Dans cette même période 1950-1970, d'autres recherches personnelles ont donné naissance à des images poétiques. Celles de Italo Di Fabio par exemple dont les techniques sophistiquées de duplication permettaient de sélectionner dans une image les couleurs à magnifier pour créer une ambiance particulière.
PASCOLO No 5 © Italo DI FABIO
Bien d'autres recherches ont été menées dans cette période particulièrement féconde. Je n'ai voulu citer ici que celles donnant lieu à une transformation significative du réalisme photographique par une approche personnelle du sujet tout en garantissant à l'auteur une totale liberté dans ses choix. J'ai toutefois négligé l'usage des filtres dont la diversité pléthorique a souvent amené à des abus regrettables; mais parfois au contraire à de belles réussites lorsque l'auteur arrivait à en dépasser ou à en détourner la fonction première. Je citerai deux exemples:
- La démarche de David Hamilton dont il faut bien voir que la créativité se situe prioritairement dans le choix et le conditionnement de ses modèles, et non dans le choix de tel ou tel filtre de flou.
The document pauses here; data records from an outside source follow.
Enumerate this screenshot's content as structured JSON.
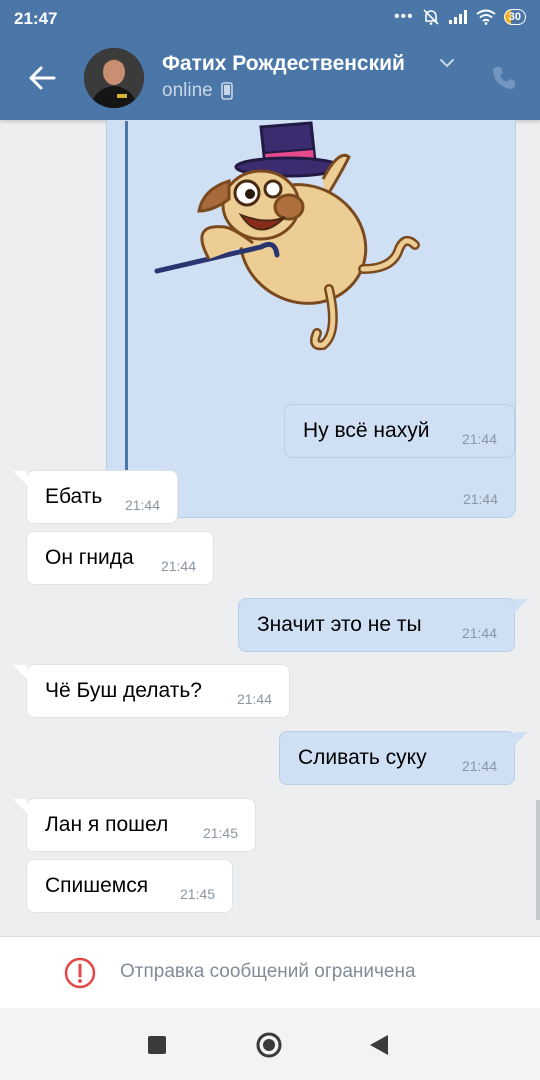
{
  "status_bar": {
    "time": "21:47",
    "battery": "30"
  },
  "header": {
    "contact_name": "Фатих Рождественский",
    "status": "online"
  },
  "sticker": {
    "time": "21:44"
  },
  "messages": [
    {
      "dir": "out",
      "text": "Ну всё нахуй",
      "time": "21:44"
    },
    {
      "dir": "in",
      "text": "Ебать",
      "time": "21:44"
    },
    {
      "dir": "in",
      "text": "Он гнида",
      "time": "21:44"
    },
    {
      "dir": "out",
      "text": "Значит это не ты",
      "time": "21:44"
    },
    {
      "dir": "in",
      "text": "Чё Буш делать?",
      "time": "21:44"
    },
    {
      "dir": "out",
      "text": "Сливать суку",
      "time": "21:44"
    },
    {
      "dir": "in",
      "text": "Лан я пошел",
      "time": "21:45"
    },
    {
      "dir": "in",
      "text": "Спишемся",
      "time": "21:45"
    }
  ],
  "restricted_notice": "Отправка сообщений ограничена",
  "colors": {
    "header": "#4a76a8",
    "outgoing_bubble": "#cfe0f5",
    "incoming_bubble": "#ffffff",
    "warning": "#e64646"
  },
  "icons": [
    "back-arrow-icon",
    "phone-icon",
    "mobile-icon",
    "chevron-down-icon",
    "warning-icon",
    "sticker-dog-with-top-hat",
    "nav-recents-icon",
    "nav-home-icon",
    "nav-back-icon"
  ]
}
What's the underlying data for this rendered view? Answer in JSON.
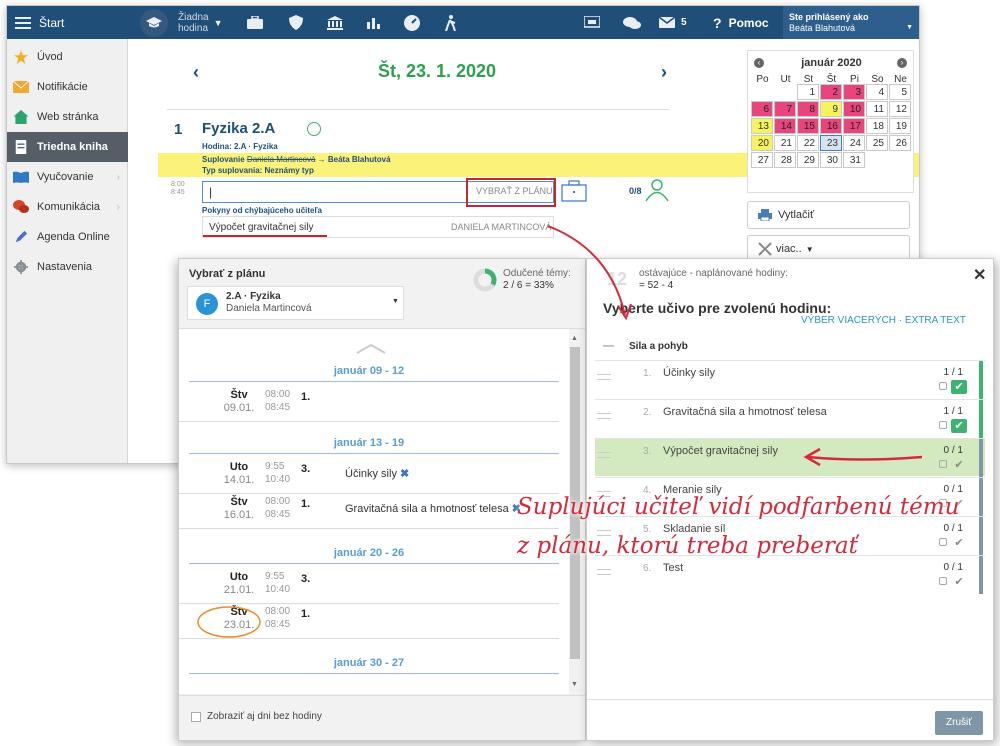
{
  "topbar": {
    "start": "Štart",
    "lesson_l1": "Žiadna",
    "lesson_l2": "hodina",
    "msg_count": "5",
    "help": "Pomoc",
    "logged_l1": "Ste prihlásený ako",
    "logged_l2": "Beáta Blahutová"
  },
  "sidebar": {
    "items": [
      {
        "label": "Úvod"
      },
      {
        "label": "Notifikácie"
      },
      {
        "label": "Web stránka"
      },
      {
        "label": "Triedna kniha"
      },
      {
        "label": "Vyučovanie"
      },
      {
        "label": "Komunikácia"
      },
      {
        "label": "Agenda Online"
      },
      {
        "label": "Nastavenia"
      }
    ]
  },
  "header": {
    "date": "Št, 23. 1. 2020"
  },
  "lesson": {
    "number": "1",
    "title": "Fyzika 2.A",
    "subinfo": "Hodina: 2.A · Fyzika",
    "subst_label": "Suplovanie",
    "subst_from": "Daniela Martincová",
    "subst_to": "→ Beáta Blahutová",
    "subst_type": "Typ suplovania: Neznámy typ",
    "time1": "8:00",
    "time2": "8:45",
    "pick_button": "VYBRAŤ Z PLÁNU",
    "count": "0/8",
    "instr_label": "Pokyny od chýbajúceho učiteľa",
    "instr_text": "Výpočet gravitačnej sily",
    "instr_teacher": "DANIELA MARTINCOVÁ"
  },
  "calendar": {
    "month": "január 2020",
    "headers": [
      "Po",
      "Ut",
      "St",
      "Št",
      "Pi",
      "So",
      "Ne"
    ],
    "rows": [
      [
        "",
        "",
        "1",
        "2",
        "3",
        "4",
        "5"
      ],
      [
        "6",
        "7",
        "8",
        "9",
        "10",
        "11",
        "12"
      ],
      [
        "13",
        "14",
        "15",
        "16",
        "17",
        "18",
        "19"
      ],
      [
        "20",
        "21",
        "22",
        "23",
        "24",
        "25",
        "26"
      ],
      [
        "27",
        "28",
        "29",
        "30",
        "31",
        "",
        ""
      ]
    ],
    "pink_days": [
      "2",
      "3",
      "6",
      "7",
      "8",
      "10",
      "14",
      "15",
      "16",
      "17"
    ],
    "yellow_days": [
      "9",
      "13",
      "20"
    ],
    "today": "23"
  },
  "side_buttons": {
    "print": "Vytlačiť",
    "more": "viac.."
  },
  "popup": {
    "title": "Vybrať z plánu",
    "taught_label": "Odučené témy:",
    "taught_value": "2 / 6 = 33%",
    "class_name": "2.A · Fyzika",
    "teacher": "Daniela Martincová",
    "avatar_letter": "F",
    "remaining_label": "ostávajúce - naplánované hodiny:",
    "remaining_value": "= 52 - 4",
    "choose_heading": "Vyberte učivo pre zvolenú hodinu:",
    "multi_select": "VÝBER VIACERÝCH · EXTRA TEXT",
    "section": "Sila a pohyb",
    "show_all": "Zobraziť aj dni bez hodiny",
    "cancel": "Zrušiť",
    "weeks": [
      {
        "label": "január 09 - 12"
      },
      {
        "label": "január 13 - 19"
      },
      {
        "label": "január 20 - 26"
      },
      {
        "label": "január 30 - 27"
      }
    ],
    "lessons": [
      {
        "day": "Štv",
        "date": "09.01.",
        "t1": "08:00",
        "t2": "08:45",
        "num": "1.",
        "topic": ""
      },
      {
        "day": "Uto",
        "date": "14.01.",
        "t1": "9:55",
        "t2": "10:40",
        "num": "3.",
        "topic": "Účinky sily"
      },
      {
        "day": "Štv",
        "date": "16.01.",
        "t1": "08:00",
        "t2": "08:45",
        "num": "1.",
        "topic": "Gravitačná sila a hmotnosť telesa"
      },
      {
        "day": "Uto",
        "date": "21.01.",
        "t1": "9:55",
        "t2": "10:40",
        "num": "3.",
        "topic": ""
      },
      {
        "day": "Štv",
        "date": "23.01.",
        "t1": "08:00",
        "t2": "08:45",
        "num": "1.",
        "topic": ""
      }
    ],
    "topics": [
      {
        "no": "1.",
        "name": "Účinky sily",
        "count": "1 / 1",
        "done": true
      },
      {
        "no": "2.",
        "name": "Gravitačná sila a hmotnosť telesa",
        "count": "1 / 1",
        "done": true
      },
      {
        "no": "3.",
        "name": "Výpočet gravitačnej sily",
        "count": "0 / 1",
        "done": false
      },
      {
        "no": "4.",
        "name": "Meranie sily",
        "count": "0 / 1",
        "done": false
      },
      {
        "no": "5.",
        "name": "Skladanie síl",
        "count": "0 / 1",
        "done": false
      },
      {
        "no": "6.",
        "name": "Test",
        "count": "0 / 1",
        "done": false
      }
    ],
    "ghost_number": "12"
  },
  "annotation": {
    "line1": "Suplujúci učiteľ vidí podfarbenú tému",
    "line2": "z plánu, ktorú treba preberať"
  },
  "colors": {
    "topbar": "#1f4e78",
    "accent_green": "#3cb371",
    "annotation_red": "#d42a3a",
    "highlight_yellow": "#f7f35c"
  }
}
- Dans l'image ci-dessous, Guy Samoyault a utilisé le filtre "super speed" non pour un effet de vitesse, mais plutôt de lévitation.
HONFLEUR. © Guy SAMOYAULT
Ce rapide tour d'horizon des recherches
effectuées au cours du troisième quart du XXème
siècle dans le domaine de la photographie en couleurs ne
prétend nullement à l'exhaustivité, non plus
d'ailleurs qu'à l'objectivité dans la mesure où
l'intérêt que je porte à ces démarches est
largement conditionné par mes propres recherches,
toutefois...
A l'heure où l'ordinateur autorise
toutes les audaces, il m'a paru utile de lever, ne serait-ce que
partiellement, le voile qui occulte encore trop largement une part
importante de la photographie créative de cette
dernière moitié du XXème siècle dont
l'histoire reste à écrire.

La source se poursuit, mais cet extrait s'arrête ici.